Nothing wrong with goto, as long as it's clear.

Many programmers treat 'goto' the same way that we treat radioactive waste, but they don't know why. Perhaps it is a holdover from courses with teachers who automatically graded 'fail' on programs that used a goto. Perhaps the programmers have only heard that gotos were bad.

Sometimes 'goto' is the correct answer. For state machines it can be an pretty efficient technique. For "ordinary" code it is sometimes the best way out of a situation (e.g., busting out of a deeply nested set of loops).

The "Goto considered harmful" movement came out of the 1970s, when GOTO was used all the time and the normal state for a big project was abject spaghetti. I think we can all agree that was a very bad thing. But the utter avoidance of goto is an overreaction that seems to be based on unreasoning fear, or toxic peer pressure.

>busting out of a deeply nested set of loops

so, goto is efficient at escaping inefficiently structured code? That doesn't make it really efficient. I mean there's a reasonable rule of thumb: don't indent the code too deep. Because what you are talking about is one kind of spaghetti, the kind cut into digestable chunks. The interleaving of active and inactive blocks leads to unreadable code sooner or later.

> What is wrong with writing a state machine using gotos?

Nothing. But the thing they want to do -- altering the datastructure on the fly -- is not the best way to solve the problem.

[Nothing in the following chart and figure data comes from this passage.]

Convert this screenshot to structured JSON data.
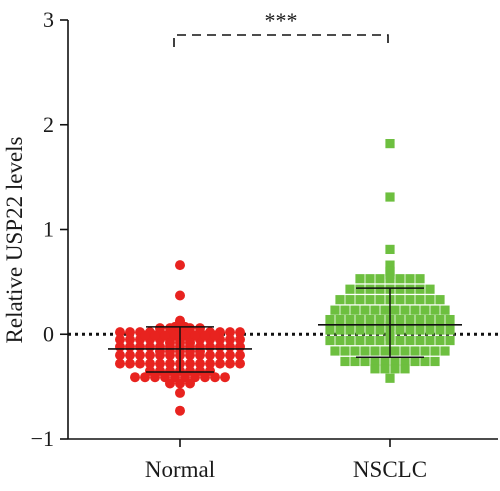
{
  "chart_data": {
    "type": "scatter",
    "title": "",
    "xlabel": "",
    "ylabel": "Relative USP22 levels",
    "ylim": [
      -1,
      3
    ],
    "yticks": [
      -1,
      0,
      1,
      2,
      3
    ],
    "ytick_labels": [
      "−1",
      "0",
      "1",
      "2",
      "3"
    ],
    "categories": [
      "Normal",
      "NSCLC"
    ],
    "reference_line": 0,
    "significance": {
      "label": "***",
      "between": [
        "Normal",
        "NSCLC"
      ]
    },
    "series": [
      {
        "color": "#e8231f",
        "marker": "circle",
        "mean": -0.14,
        "sd_upper": 0.07,
        "sd_lower": -0.36,
        "values": [
          0.66,
          0.37,
          0.13,
          0.11,
          0.07,
          0.07,
          0.06,
          0.05,
          0.03,
          0.02,
          0.02,
          0.02,
          0.02,
          0.02,
          0.02,
          0.02,
          0.02,
          0.02,
          0.02,
          0.02,
          0.02,
          0.02,
          0.02,
          0.02,
          0.02,
          0.02,
          0.02,
          -0.05,
          -0.05,
          -0.05,
          -0.05,
          -0.05,
          -0.05,
          -0.05,
          -0.05,
          -0.05,
          -0.05,
          -0.05,
          -0.05,
          -0.05,
          -0.05,
          -0.05,
          -0.05,
          -0.05,
          -0.05,
          -0.05,
          -0.05,
          -0.05,
          -0.12,
          -0.12,
          -0.12,
          -0.12,
          -0.12,
          -0.12,
          -0.12,
          -0.12,
          -0.12,
          -0.12,
          -0.12,
          -0.12,
          -0.12,
          -0.12,
          -0.12,
          -0.12,
          -0.2,
          -0.2,
          -0.2,
          -0.2,
          -0.2,
          -0.2,
          -0.2,
          -0.2,
          -0.2,
          -0.2,
          -0.2,
          -0.2,
          -0.2,
          -0.2,
          -0.2,
          -0.2,
          -0.2,
          -0.2,
          -0.28,
          -0.28,
          -0.28,
          -0.28,
          -0.28,
          -0.28,
          -0.28,
          -0.28,
          -0.28,
          -0.28,
          -0.28,
          -0.28,
          -0.28,
          -0.35,
          -0.35,
          -0.35,
          -0.35,
          -0.35,
          -0.35,
          -0.35,
          -0.41,
          -0.41,
          -0.41,
          -0.41,
          -0.41,
          -0.41,
          -0.41,
          -0.41,
          -0.41,
          -0.41,
          -0.47,
          -0.47,
          -0.47,
          -0.56,
          -0.73
        ]
      },
      {
        "color": "#6dbf3f",
        "marker": "square",
        "mean": 0.09,
        "sd_upper": 0.44,
        "sd_lower": -0.22,
        "values": [
          1.82,
          1.31,
          0.81,
          0.66,
          0.6,
          0.57,
          0.53,
          0.53,
          0.53,
          0.53,
          0.53,
          0.53,
          0.53,
          0.43,
          0.43,
          0.43,
          0.43,
          0.43,
          0.43,
          0.43,
          0.43,
          0.43,
          0.33,
          0.33,
          0.33,
          0.33,
          0.33,
          0.33,
          0.33,
          0.33,
          0.33,
          0.33,
          0.33,
          0.23,
          0.23,
          0.23,
          0.23,
          0.23,
          0.23,
          0.23,
          0.23,
          0.23,
          0.23,
          0.23,
          0.23,
          0.14,
          0.14,
          0.14,
          0.14,
          0.14,
          0.14,
          0.14,
          0.14,
          0.14,
          0.14,
          0.14,
          0.14,
          0.14,
          0.04,
          0.04,
          0.04,
          0.04,
          0.04,
          0.04,
          0.04,
          0.04,
          0.04,
          0.04,
          0.04,
          0.04,
          0.04,
          0.04,
          -0.06,
          -0.06,
          -0.06,
          -0.06,
          -0.06,
          -0.06,
          -0.06,
          -0.06,
          -0.06,
          -0.06,
          -0.06,
          -0.06,
          -0.06,
          -0.06,
          -0.16,
          -0.16,
          -0.16,
          -0.16,
          -0.16,
          -0.16,
          -0.16,
          -0.16,
          -0.16,
          -0.16,
          -0.16,
          -0.16,
          -0.26,
          -0.26,
          -0.26,
          -0.26,
          -0.26,
          -0.26,
          -0.26,
          -0.26,
          -0.26,
          -0.26,
          -0.33,
          -0.33,
          -0.33,
          -0.33,
          -0.42
        ]
      }
    ]
  }
}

I would solve this by writing two functions: one that creates an array from a binary tree, and one that creates a doubly-linked list from an array.

Would this use up more RAM and take longer to run? Yes

Would the code be easier to understand (and therefore more bug-free)? Yes

It's "barbaric", kinda like eating with your hands.

Of course this type of dogmatism gives us FP gems akin to [eating] a piece of Sushi with a steak knife.

Gotos are generally considered a bad idea in high-level programming.

http://www.u.arizona.edu/~rubinson/copyright_violations/Go_T...

This is lazy thinking, the gotos described in that essay can jump anywhere in the program while modern gotos are limited to the function scope and have various warnings about initialization order and whatnot.

All the arguments it makes no longer apply but people still quote the snappy headline.

That essay does make an excellent argument against programming with many tiny functions though, as those do cause the execution cursor to jump all over the source code document.

It seems to me that a substantial fraction of the people who quote that paper, assuming they have even read it, have failed to think critically about it.